A further consideration "is whether, after the private search, the person continues to possess a reasonable expectation of privacy" in the computer. United States v. Grimes , 244 F.3d 375, 383 (5th Cir. 2001) (citing United States v. Paige , 136 F.3d 1012, 1020 (5th Cir. 1998)). In Grimes, the defendant's wife took his computer to a computer repair store and filled out a form authorizing the store to repair the computer. The work order stated that the computer would not "boot up." Id. at 377. The computer technician began repairing the computer within the scope of the authorization, and while doing so, discovered multiple images of child pornography. He notified his supervisor who, after observing the images, reported the discovery to law enforcement Id. Law enforcement responded, observed the images, and then arrested the defendant.
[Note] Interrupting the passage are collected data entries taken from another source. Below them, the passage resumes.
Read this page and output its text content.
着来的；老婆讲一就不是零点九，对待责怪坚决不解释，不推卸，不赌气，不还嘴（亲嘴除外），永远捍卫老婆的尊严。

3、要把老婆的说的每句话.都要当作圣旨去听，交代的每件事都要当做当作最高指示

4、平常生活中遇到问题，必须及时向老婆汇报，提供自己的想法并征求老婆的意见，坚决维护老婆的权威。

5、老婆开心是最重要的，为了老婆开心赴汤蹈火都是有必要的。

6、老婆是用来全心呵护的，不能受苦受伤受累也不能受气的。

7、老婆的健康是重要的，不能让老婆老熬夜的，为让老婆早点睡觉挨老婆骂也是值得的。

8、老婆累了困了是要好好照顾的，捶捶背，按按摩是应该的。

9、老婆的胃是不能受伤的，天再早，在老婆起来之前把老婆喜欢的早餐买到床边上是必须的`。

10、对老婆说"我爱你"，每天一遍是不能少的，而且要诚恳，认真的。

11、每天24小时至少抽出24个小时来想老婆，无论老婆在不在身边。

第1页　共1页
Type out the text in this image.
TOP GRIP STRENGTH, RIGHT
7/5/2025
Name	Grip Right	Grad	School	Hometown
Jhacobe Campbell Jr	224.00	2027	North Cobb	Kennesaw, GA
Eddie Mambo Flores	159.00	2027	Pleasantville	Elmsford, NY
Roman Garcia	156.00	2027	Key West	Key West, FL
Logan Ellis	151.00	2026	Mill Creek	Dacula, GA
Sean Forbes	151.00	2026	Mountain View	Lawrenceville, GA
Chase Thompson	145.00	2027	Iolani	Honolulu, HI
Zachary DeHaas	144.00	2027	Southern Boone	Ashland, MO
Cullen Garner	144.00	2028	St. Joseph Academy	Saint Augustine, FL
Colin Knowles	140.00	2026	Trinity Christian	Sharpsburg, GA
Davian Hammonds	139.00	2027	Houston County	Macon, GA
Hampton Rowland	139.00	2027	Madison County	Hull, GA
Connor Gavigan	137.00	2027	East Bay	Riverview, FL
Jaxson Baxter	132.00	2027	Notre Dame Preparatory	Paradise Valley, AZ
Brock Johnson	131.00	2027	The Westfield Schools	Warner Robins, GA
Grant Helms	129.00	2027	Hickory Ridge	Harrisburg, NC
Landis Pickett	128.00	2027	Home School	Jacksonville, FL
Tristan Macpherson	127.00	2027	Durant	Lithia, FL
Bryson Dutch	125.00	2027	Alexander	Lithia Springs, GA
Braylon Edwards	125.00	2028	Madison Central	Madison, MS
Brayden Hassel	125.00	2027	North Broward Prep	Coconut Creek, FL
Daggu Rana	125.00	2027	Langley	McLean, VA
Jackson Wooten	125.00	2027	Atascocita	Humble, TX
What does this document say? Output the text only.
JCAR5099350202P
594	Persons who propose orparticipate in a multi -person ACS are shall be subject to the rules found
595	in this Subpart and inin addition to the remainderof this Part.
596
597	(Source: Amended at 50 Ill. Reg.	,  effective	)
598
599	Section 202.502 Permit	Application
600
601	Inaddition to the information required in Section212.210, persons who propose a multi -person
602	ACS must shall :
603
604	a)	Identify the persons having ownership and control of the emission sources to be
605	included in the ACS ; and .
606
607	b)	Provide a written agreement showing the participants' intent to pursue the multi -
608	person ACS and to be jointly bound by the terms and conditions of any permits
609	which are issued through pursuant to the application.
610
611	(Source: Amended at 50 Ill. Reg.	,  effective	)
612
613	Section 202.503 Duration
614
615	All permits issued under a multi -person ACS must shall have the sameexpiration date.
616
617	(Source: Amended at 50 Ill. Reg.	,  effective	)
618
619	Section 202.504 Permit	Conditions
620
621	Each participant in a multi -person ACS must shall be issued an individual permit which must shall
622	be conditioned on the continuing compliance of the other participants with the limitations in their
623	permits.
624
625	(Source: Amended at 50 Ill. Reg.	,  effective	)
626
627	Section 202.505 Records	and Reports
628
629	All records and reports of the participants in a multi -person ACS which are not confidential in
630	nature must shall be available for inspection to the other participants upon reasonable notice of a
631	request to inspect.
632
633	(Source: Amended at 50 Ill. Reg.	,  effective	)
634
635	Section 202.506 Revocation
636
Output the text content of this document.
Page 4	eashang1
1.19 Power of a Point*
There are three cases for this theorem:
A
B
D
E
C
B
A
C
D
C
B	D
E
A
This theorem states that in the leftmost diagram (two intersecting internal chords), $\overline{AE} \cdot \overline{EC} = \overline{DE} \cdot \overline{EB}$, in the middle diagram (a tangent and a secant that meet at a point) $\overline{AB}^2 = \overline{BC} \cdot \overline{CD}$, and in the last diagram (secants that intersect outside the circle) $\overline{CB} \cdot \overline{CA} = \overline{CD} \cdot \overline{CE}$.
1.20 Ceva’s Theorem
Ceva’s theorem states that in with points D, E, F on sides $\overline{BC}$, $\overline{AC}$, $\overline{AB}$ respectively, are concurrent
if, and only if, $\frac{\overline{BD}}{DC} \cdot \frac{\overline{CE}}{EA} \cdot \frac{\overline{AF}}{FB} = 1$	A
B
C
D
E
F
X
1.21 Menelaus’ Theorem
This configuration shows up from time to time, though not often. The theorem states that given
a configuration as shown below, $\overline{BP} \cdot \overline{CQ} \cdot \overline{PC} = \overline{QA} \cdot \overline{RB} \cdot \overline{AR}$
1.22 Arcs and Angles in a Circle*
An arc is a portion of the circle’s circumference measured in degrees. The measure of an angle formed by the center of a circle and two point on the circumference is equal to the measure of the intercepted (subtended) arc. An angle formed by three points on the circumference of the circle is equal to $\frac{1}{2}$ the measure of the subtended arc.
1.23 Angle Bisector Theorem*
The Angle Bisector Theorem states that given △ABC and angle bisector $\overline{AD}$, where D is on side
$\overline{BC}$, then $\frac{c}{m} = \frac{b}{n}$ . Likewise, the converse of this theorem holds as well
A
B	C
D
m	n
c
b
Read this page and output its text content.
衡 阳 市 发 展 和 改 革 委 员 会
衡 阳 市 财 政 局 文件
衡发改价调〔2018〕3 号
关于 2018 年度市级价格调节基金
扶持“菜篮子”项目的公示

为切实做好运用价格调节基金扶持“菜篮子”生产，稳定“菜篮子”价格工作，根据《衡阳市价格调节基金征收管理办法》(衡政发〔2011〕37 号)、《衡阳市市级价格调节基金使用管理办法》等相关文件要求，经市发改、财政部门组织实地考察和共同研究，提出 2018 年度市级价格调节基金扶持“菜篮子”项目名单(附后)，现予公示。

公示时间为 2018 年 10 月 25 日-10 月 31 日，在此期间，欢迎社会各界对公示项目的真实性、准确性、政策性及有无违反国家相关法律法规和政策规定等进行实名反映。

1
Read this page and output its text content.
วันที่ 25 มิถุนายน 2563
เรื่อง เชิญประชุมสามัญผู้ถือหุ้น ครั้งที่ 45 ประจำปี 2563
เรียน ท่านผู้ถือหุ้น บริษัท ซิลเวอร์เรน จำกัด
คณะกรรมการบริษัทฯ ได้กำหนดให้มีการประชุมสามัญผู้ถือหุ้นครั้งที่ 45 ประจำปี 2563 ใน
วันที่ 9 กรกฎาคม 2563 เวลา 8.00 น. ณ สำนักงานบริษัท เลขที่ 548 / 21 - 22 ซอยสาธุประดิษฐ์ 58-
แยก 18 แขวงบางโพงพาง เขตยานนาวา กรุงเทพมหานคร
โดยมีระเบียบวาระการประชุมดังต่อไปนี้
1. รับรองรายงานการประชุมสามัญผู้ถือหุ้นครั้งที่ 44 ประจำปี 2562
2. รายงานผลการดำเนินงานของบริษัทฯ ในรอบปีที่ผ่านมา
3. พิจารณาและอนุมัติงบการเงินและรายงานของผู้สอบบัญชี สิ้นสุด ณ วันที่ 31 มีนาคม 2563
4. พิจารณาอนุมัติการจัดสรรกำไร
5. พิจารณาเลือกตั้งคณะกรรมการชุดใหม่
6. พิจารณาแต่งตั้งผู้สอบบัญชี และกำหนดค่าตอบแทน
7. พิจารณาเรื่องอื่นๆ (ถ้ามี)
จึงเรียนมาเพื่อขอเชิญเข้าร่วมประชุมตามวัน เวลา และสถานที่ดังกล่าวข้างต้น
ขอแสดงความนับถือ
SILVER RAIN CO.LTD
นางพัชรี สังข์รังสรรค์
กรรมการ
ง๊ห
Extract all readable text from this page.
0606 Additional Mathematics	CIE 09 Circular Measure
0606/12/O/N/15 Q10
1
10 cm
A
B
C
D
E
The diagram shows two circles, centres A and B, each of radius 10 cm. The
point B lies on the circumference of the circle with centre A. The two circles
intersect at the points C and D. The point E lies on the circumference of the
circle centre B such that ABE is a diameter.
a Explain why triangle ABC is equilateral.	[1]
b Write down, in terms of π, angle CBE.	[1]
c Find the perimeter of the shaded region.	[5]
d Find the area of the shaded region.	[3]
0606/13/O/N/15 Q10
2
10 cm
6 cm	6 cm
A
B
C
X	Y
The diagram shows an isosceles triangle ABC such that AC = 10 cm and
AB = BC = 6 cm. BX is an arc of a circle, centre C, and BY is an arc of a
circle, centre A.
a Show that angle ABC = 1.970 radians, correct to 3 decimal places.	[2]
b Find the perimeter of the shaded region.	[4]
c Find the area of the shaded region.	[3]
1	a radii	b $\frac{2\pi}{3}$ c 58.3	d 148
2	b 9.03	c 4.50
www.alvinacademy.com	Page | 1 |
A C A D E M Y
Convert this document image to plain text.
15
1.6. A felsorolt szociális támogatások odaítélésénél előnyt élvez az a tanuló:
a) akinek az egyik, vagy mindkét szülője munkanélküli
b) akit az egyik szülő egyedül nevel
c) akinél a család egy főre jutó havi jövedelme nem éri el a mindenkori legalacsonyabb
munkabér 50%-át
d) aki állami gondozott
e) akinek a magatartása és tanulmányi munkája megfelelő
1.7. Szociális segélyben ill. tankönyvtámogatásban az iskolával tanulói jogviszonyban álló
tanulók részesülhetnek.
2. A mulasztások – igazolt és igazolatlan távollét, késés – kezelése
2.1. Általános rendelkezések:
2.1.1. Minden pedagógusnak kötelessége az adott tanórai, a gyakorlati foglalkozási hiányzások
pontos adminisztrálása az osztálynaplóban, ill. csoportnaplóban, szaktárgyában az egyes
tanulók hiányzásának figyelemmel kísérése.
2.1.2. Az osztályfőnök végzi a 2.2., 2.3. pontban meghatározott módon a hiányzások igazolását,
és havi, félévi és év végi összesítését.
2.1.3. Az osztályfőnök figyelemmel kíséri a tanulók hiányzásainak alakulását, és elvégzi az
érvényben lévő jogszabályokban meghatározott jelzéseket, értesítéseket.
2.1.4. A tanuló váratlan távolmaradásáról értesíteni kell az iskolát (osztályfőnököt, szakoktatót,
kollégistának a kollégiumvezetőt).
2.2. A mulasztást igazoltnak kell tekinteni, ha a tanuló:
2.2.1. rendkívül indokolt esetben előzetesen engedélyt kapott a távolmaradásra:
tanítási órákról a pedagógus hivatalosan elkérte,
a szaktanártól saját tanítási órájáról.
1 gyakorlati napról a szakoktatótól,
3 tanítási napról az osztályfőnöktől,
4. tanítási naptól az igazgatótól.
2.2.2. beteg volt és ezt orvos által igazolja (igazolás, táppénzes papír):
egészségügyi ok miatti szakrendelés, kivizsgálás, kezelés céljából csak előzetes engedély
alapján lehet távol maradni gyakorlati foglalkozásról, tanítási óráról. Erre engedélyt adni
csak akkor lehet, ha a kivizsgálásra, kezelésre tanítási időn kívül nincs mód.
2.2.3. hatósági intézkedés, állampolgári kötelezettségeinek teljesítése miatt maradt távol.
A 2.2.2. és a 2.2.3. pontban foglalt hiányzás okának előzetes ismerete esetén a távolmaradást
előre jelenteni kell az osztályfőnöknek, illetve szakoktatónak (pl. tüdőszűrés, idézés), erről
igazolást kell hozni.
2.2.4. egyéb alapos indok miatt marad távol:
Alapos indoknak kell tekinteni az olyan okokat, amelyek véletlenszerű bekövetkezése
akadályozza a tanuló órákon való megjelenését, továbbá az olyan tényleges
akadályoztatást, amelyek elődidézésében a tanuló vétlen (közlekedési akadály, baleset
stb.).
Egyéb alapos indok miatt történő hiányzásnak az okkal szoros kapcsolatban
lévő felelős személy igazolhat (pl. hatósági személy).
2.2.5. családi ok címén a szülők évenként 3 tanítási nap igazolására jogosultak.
Defendant moved to suppress the images found on his computer, "contending that they were seized in violation of the Fourth Amendment." Id. at 383. In rejecting the defendant's arguments, the Fifth Circuit concluded that "[t]he pre-warrant images viewed by [law enforcement] were discovered during a private-party search, completed following standard company practice; were within the scope of the original private-party search; and were in an area where [the defendant] no longer possessed a reasonable expectation of privacy." Id. (citing United States v. Hall , 142 F.3d 988 (7th Cir. 1998) (similar holding under similar facts)). In the present case, the Court finds these cases persuasive.
However, even assuming arguendo that the officer's action in viewing the image did constitute an unconstitutional search of Defendant's computer, the verbal information made known to Williams would have inevitably led to the discovery of the images through lawful means. Fleischer reported to Williams that there were multiple images of child pornography on a computer belonging to Defendant. Williams interviewed both Fleischer and Hodges at the Computer Workshop and they each confirmed the existence of images of child pornography on the laptop. The inevitable discovery rule allows for the admission of evidence illegally seized during a search. The Government bears the burden of proving "by a preponderance of the evidence that the information ultimately or inevitably would have been discovered by lawful means[.]" Nix v. Williams , 467 U.S. 431, 444 (1984); see also United States v. George , 971 F.2d 1113, 1121 (4th Cir. 1992). Williams received information concerning the existence of the images from two individuals that had been granted lawful access to the contents of Defendant's computer. This information alone, without more, would have supported the issuance of a search warrant for the contents of the laptop which would have led to the discovery of the images. Further, Defendant freely accompanied Detectives Williams and Teasdale to the Sheriff's Department where he was clearly informed that he was under no obligation to remain at the Sheriff's Department and that he did not have to answer any questions. During the ensuing conversation, Defendant voluntarily disclosed that there were things on his computer that should not have been there and, ultimately, confessed that there were multiple images of child pornography on his laptop.
Based on the foregoing reasons, the Court concludes that Defendant's motion to suppress must be denied.
IV. ORDER
IT IS, THEREFORE, ORDERED that Defendant's second motion for extension of time is DENIED. IT IS FURTHER ORDERED that Defendant's motion to suppress is DENIED.